Так бы продолжалось до полного впадения Вити в безумие, если бы однажды, во время сезона дождей, поздним вечером в заведение не зашел новый посетитель. Посетитель был высок, темен лицом, одет в какой-то длиннополый сюртучок, делавший его похожим то ли на индуса, то ли на перса, то ли на еврея, сошедшего со старой видовой фотографии Златой Праги, идущего от равви Лоэва и полного каббалистических видений. Но взгляд посетителя, которым он внимательно и не спеша обвел всех находившихся в шалмане женщин, был напряжен, жест, которым он подозвал официанта, движение, которым он достал сигареты и закурил, резки. Возвращающийся к стойке официант мигнул Вите, и Витя сполз с табурета, одернул юбчонку, поправил шарфик. Во время сезона дождей посетителей становилось меньше, хозяева требовали повышенного к ним внимания.
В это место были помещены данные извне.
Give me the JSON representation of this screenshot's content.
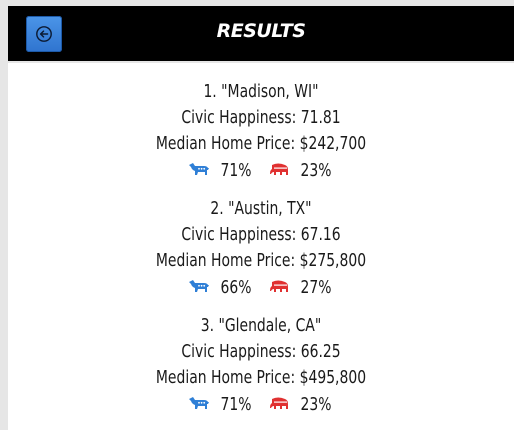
{
  "header": {
    "title": "RESULTS"
  },
  "colors": {
    "democrat": "#2f7fd6",
    "republican": "#e03131",
    "back_button": "#3a86e0"
  },
  "results": [
    {
      "rank_city": "1. \"Madison, WI\"",
      "civic_happiness": "Civic Happiness: 71.81",
      "median_home_price": "Median Home Price: $242,700",
      "dem_pct": "71%",
      "rep_pct": "23%"
    },
    {
      "rank_city": "2. \"Austin, TX\"",
      "civic_happiness": "Civic Happiness: 67.16",
      "median_home_price": "Median Home Price: $275,800",
      "dem_pct": "66%",
      "rep_pct": "27%"
    },
    {
      "rank_city": "3. \"Glendale, CA\"",
      "civic_happiness": "Civic Happiness: 66.25",
      "median_home_price": "Median Home Price: $495,800",
      "dem_pct": "71%",
      "rep_pct": "23%"
    }
  ]
}
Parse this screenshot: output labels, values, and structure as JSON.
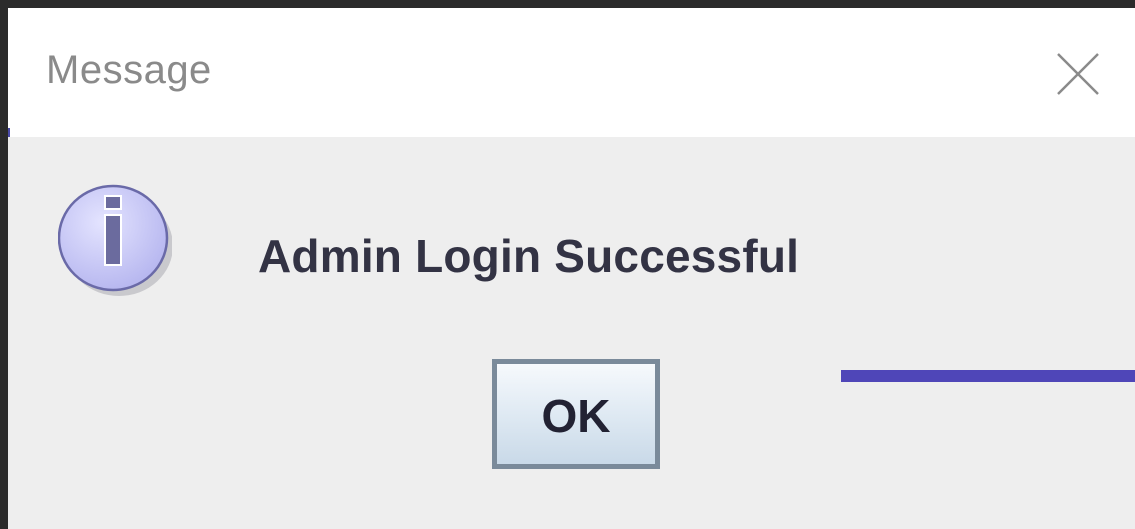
{
  "dialog": {
    "title": "Message",
    "message": "Admin Login Successful",
    "ok_label": "OK"
  },
  "icons": {
    "info": "info-icon",
    "close": "close-icon"
  },
  "colors": {
    "titlebar_bg": "#ffffff",
    "content_bg": "#eeeeee",
    "icon_fill": "#c8c8f4",
    "icon_stroke": "#5a5a9a",
    "accent_line": "#4f46b8"
  }
}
Должен был прийти Витин голландец, но, видимо, задерживался на разгрузке в порту.

Витя преодолел расстояние от стойки до столика нового посетителя. Он остановился над ним и улыбнулся дежурной улыбкой. Посетитель кивнул на стул. Витя сел, закинул ногу на ногу, в свою очередь кивнул на лежащую на столике пачку сигарет. Посетитель угостил Витю сигаретой, а давая ему прикурить, шепнул по-русски в Витино маленькое ушко:

— Я знаю, кто ты!

Витя затянулся, и то ли от звуков родной речи, то ли от слишком глубокой затяжки все вокруг начало приобретать туманные очертания. В носу закололо, Витя чихнул, туман на мгновение рассеялся, но потом наполз вновь, начал густеть.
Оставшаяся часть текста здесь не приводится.